Todas as missões em 3:16 tem a mesma estrutura básica: os PJs escolhem um planeta, vão até lá e, após muitos problemas, acabam por aniquilar todos os habitantes do local, ganhando armas novas e avançando na hierarquia. Mesmo nessa pequena moldura, no entanto, há muitas possibilidades de variedade, pois cada planeta tem suas próprias características, clima, inimigos (com várias poderes especiais e níveis de dificuldade diversos), e assim por diante. Embora não exista suporte para personagens não militares, nem guerras entre espaçonaves ou aventuras focadas em intriga ou ambientadas na terra, há bastante espaço para situações dramáticas, histórias comoventes e escolhas morais.

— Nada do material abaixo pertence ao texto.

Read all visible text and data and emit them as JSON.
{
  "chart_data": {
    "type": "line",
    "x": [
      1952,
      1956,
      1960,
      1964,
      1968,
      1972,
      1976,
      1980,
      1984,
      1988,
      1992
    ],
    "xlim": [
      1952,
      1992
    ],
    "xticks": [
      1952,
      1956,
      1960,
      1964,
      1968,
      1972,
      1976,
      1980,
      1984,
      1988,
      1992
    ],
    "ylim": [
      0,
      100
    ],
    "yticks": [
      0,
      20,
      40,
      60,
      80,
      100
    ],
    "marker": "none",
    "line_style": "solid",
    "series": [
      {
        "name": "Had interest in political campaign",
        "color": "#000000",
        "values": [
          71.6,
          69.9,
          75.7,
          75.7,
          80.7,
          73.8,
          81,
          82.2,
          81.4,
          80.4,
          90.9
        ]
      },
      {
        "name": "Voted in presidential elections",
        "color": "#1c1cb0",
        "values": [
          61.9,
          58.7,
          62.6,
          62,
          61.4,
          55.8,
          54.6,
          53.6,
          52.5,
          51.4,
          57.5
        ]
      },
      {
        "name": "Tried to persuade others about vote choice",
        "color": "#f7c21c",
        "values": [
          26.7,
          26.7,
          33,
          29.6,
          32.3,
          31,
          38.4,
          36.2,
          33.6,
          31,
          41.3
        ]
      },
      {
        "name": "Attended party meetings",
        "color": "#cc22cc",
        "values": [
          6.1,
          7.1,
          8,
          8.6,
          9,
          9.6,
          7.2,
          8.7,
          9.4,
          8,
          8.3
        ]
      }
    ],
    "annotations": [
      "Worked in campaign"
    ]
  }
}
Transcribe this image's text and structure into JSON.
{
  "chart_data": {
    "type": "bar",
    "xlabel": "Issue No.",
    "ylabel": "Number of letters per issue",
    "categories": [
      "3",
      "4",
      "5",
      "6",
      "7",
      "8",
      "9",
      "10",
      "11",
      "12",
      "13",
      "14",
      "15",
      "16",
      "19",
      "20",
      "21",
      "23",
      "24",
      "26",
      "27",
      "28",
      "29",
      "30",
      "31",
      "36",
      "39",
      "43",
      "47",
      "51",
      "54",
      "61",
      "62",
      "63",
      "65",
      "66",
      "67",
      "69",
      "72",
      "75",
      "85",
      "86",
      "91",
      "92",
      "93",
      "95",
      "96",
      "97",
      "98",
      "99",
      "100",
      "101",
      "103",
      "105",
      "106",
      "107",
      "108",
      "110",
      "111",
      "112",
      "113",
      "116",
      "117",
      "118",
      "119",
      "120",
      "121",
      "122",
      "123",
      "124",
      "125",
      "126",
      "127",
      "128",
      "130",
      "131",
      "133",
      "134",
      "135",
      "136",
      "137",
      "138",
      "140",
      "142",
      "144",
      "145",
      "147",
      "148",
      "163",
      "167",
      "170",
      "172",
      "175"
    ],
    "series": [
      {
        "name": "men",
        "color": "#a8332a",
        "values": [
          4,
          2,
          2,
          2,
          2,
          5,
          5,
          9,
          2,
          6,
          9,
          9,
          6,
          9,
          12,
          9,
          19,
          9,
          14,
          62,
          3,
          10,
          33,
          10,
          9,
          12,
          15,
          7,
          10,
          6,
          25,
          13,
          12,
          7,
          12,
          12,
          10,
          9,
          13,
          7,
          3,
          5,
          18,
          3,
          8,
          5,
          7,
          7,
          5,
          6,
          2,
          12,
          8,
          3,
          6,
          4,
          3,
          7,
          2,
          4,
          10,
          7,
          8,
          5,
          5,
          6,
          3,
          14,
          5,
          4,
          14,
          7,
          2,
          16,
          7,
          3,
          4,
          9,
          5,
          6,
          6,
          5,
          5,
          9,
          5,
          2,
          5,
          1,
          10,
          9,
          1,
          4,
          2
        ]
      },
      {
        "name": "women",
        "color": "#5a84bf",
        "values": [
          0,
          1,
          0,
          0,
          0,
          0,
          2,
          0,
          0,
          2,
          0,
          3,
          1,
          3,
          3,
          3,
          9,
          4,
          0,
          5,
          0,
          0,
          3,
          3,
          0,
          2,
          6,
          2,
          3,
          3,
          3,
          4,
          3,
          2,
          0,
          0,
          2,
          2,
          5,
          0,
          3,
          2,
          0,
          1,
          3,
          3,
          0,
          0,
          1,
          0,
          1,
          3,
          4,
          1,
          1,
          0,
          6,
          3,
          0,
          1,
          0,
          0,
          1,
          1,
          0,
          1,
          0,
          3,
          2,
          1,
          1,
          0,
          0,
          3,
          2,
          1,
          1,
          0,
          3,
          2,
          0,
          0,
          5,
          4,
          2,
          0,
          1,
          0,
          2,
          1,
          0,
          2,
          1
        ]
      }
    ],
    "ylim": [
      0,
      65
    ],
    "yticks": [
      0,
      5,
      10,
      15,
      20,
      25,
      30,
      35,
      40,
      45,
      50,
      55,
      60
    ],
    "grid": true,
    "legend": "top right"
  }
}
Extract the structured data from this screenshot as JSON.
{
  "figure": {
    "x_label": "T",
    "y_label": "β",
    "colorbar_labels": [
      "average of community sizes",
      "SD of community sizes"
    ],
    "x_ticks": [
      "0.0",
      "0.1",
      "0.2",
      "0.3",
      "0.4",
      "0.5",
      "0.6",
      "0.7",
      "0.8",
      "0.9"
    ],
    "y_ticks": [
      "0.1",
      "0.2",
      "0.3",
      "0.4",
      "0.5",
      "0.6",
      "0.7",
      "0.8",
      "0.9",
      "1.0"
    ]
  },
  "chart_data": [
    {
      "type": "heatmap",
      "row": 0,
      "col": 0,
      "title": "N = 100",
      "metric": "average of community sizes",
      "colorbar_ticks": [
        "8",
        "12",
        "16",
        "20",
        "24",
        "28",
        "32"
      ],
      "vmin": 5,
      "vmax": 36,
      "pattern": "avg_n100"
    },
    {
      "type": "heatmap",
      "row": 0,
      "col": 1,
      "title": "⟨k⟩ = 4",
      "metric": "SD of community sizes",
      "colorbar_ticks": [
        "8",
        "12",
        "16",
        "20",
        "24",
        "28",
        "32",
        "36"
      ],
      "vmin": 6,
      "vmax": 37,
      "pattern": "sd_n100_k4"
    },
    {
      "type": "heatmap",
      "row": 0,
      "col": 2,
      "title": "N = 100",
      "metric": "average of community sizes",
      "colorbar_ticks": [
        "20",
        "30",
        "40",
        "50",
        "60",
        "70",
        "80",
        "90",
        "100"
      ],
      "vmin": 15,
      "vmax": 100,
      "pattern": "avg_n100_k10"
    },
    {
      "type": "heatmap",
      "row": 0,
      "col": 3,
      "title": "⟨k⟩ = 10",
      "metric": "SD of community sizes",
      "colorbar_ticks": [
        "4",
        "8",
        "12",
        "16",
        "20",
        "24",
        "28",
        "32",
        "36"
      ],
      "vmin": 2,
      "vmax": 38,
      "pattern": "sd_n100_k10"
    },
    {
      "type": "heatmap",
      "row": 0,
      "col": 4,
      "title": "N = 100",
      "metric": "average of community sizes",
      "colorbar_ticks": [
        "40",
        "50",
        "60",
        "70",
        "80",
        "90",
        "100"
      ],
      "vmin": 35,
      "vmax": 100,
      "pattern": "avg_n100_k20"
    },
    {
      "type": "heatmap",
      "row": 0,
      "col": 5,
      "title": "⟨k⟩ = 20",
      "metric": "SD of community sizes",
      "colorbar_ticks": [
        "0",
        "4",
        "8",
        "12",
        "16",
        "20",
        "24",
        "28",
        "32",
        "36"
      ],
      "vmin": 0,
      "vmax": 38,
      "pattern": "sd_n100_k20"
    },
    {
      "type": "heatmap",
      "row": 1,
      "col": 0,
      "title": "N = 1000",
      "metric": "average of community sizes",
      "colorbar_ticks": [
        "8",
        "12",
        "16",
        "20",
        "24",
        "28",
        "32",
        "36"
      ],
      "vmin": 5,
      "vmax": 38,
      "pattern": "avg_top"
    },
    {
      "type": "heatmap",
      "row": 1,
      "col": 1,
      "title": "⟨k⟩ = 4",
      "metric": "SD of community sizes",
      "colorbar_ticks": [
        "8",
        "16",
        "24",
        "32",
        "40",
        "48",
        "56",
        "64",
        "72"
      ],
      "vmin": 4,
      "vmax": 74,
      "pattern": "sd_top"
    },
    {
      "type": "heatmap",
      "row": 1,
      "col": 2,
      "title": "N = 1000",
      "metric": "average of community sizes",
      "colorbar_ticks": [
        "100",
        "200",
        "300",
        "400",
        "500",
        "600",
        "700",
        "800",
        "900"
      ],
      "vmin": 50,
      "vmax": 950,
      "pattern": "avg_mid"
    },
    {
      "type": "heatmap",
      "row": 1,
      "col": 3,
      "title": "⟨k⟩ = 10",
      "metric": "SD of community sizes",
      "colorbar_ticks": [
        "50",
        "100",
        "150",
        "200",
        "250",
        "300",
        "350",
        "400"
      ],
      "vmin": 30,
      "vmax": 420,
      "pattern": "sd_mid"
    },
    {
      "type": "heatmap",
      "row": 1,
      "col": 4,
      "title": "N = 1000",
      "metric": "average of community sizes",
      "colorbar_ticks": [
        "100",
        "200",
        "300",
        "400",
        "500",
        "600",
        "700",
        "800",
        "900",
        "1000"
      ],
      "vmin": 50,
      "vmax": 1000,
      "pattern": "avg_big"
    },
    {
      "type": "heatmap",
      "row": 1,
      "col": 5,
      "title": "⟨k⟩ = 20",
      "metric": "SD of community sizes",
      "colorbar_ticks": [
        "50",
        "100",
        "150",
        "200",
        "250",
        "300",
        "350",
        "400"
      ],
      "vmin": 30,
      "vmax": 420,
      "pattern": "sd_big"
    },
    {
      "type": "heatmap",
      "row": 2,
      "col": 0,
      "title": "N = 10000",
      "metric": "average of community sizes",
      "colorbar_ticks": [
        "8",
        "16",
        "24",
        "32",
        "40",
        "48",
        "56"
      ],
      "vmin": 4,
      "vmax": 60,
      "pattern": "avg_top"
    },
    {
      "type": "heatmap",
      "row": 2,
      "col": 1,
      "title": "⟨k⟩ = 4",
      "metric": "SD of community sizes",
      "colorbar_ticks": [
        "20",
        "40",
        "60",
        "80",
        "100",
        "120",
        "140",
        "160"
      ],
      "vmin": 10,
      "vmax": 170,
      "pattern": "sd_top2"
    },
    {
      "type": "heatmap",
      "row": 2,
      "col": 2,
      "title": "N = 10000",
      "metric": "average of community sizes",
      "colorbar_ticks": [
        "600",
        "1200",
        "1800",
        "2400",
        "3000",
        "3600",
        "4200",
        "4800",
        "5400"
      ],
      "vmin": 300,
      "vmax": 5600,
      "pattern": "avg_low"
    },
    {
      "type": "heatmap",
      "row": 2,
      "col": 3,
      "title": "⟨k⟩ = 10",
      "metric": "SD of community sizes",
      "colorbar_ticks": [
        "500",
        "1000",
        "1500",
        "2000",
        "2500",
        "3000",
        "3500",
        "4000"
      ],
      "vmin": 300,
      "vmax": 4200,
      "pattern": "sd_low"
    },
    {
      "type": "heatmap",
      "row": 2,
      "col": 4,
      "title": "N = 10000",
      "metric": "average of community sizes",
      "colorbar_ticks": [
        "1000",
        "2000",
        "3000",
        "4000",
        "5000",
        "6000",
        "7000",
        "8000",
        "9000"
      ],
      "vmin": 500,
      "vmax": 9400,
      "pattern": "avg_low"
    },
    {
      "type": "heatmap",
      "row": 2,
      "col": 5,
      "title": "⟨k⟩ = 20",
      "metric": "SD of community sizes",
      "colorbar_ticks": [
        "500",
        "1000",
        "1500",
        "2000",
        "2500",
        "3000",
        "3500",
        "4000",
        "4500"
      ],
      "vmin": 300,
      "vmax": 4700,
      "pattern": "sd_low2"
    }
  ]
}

O sistema de 3:16, fiel à sua proposta, é extremamente simples. Os PJs tem apenas duas habilidades, Habilidade de combate (HC), que serve basicamente para matar inimigos, e Habilidade Fora de Combate (HFC), que serve para todo o resto (apesar do nome, a HFC é usada em algumas situações de combate, como trocar de armas ou posição durante um conflito). Os alienígenas tem apenas uma habilidade, a Habilidade Alienígena (HA), usada para todas situações. As habilidades variam de 1 a 10 e são testadas com um d10 – se o resultado do dado for igual ou menor do que a habilidade testada, a ação é um sucesso, e quanto maior o número obtido melhor o sucesso.
Além das Habilidades, cada PJ tem um posto, uma reputação, armas e outros equipamentos. O posto é um dos dados mais importantes do personagem, pois determina as armas a quem o PJ tem acesso e as ordens que devem seguir. As armas também são de vital importância pois definem quantos inimigos os PJs são capazes de matar, o que por sua vez pode aumentar sua HC, HFC, e disponibilizar mais Lembranças.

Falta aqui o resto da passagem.